Friday, September 25, 2009

“You tell I no taxi” or how we got carjacked on the way to the airport

In spring of 2008, as chronicled by my sister, bearshapedsphere, here, some of us travelled to the Dominican Republic (Punta Cana) to stay at an all inclusive resort, to take a break, and to have some together time. Despite Eileen’s concerns, and our history of vacation fails (or at least misses…) everything went really well for those of us who made the trip. We found each other easily, our rooms were near each other, and all our luggage arrived. There was some minor sunburning, and not a little bit of overeating. The kids and grandma travelled well, the 8 year old had the run of the place, and the moppet (not quite 2) eschewed the pool in favor of puddles and pebbles.

A few hours ahead of our departure, I went to the hotel desk and asked them to arrange our taxi. They agreed to do so, and also sent a guy with a golf cart to collect our baggage. At the appointed time, our baggage was retrieved, and we were introduced to our taxi fetcher.

A short while later, our taxi fetcher tried to pile us into a taxi that was already bursting. The 8 year old would have had to sit on grandma’s lap, the not quite 2 year old on mine, and who knows where the carseat would have gone. I demurred, and explained we would wait for the next taxi, one with enough seats and seatbelts for all of us.

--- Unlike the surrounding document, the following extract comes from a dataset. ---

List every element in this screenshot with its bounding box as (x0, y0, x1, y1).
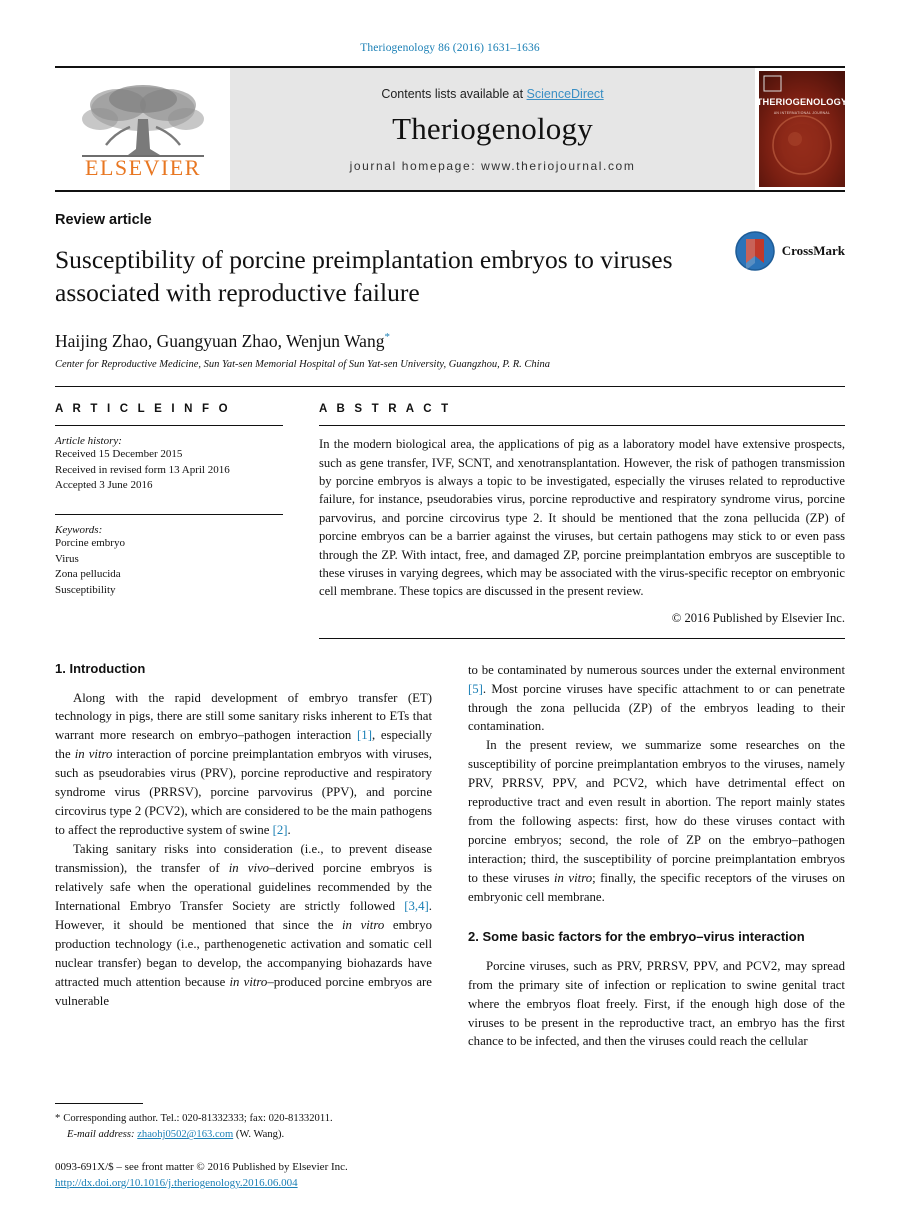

10 minutes later our new ride arrived. Luggage was loaded, carseat installed to the best of my ability, kids and grandma and me loaded up, and off we went.

About a mile or so down the road, both the driver and I saw some vehicles blocking traffic. I figured it was a routine stop, or a broken down taxi… I couldn’t quite make it out. Our driver turned to me and said frantically “You tell I no taxi!” (It is worthwhile for me to mention here that unlike my sister, I have only a HS level grasp of Spanish, and, well, let’s just say I graduated from HS during the Reagan presidency – the first one.) We rolled to a stop, and our car was surrounded by a bunch of guys wearing pink polo shirts., who started arguing loudly in Spanish with our driver. The pink shirted guy with the best command of English asked me “is this your taxi?” To which I responded “this man is driving us to the airport.” All h*ll broke loose at this point. Pink shirt dude started yelling “he no taxi! He no drive airport!” our driver countered with “I no taxi! You tell I no taxi!” Grandma started checking to make sure she had her purse, and the 8 year old started screaming “I’m not riding in this van if it’s not going to the airport!”

This debate went on for a while, peppered with me arguing with pink shirt dude that I really didn’t care what sort of disagreement he had with our driver, but I was staying in the van, and was more than happy to have him take us to the airport. Except it came out more like “You. Problem you and him. My problem? No. He airport, I happy.” Shortly thereafter, the rest of the pink shirt dudes started pulling our belongings out of the van, and piling them into another one. Our driver got out of the van, and just shrugged.

What could we do? By now I had figured out that the pink shirt dudes were from a competing taxi company, and were not a gang of highway robbers. So, we followed our luggage, poorly reinstalled the car seat, piled the not quite 2 year old and ourselves in, and took off with pink shirt dude, who regaled us in Spanish/English/Spanglish with an explanation that his taxi company is supposed to be called by the hotel, and the other taxi company is stealing “like mafia.” Ummm… you just hijacked 2 women and 2 young children, and the other taxi company is like the mafia???

We made it to the airport without further drama. On arriving home, I did some research and discovered that the pink shirted taxi hijackers are a well known phenomenon. They work for the taxi company Siutratural who have a virtual monopoly on tourist taxi travel, and are well known for this kind of marketing/outreach.

Here is an article about the "pink shirt" phenomenon in general, in weirdly translated English, as well as the original Spanish.

This thread on tripadvisor has several references to the competing taxi company issue.

This helpful piece about local transportation on a Punta Cana tourist information site provides an overview of the taxi war. I guess our incident was just a skirmish.


  1. Wow Michelle, your story is amazingly bearshaped! Great stuff! Do I see a sisterly blogging duo in the making?

  2. Whoa! I did not see the ending coming. But that is actually a good thing because I was expecting something worse!

  3. we want more posts! and you know I love this story!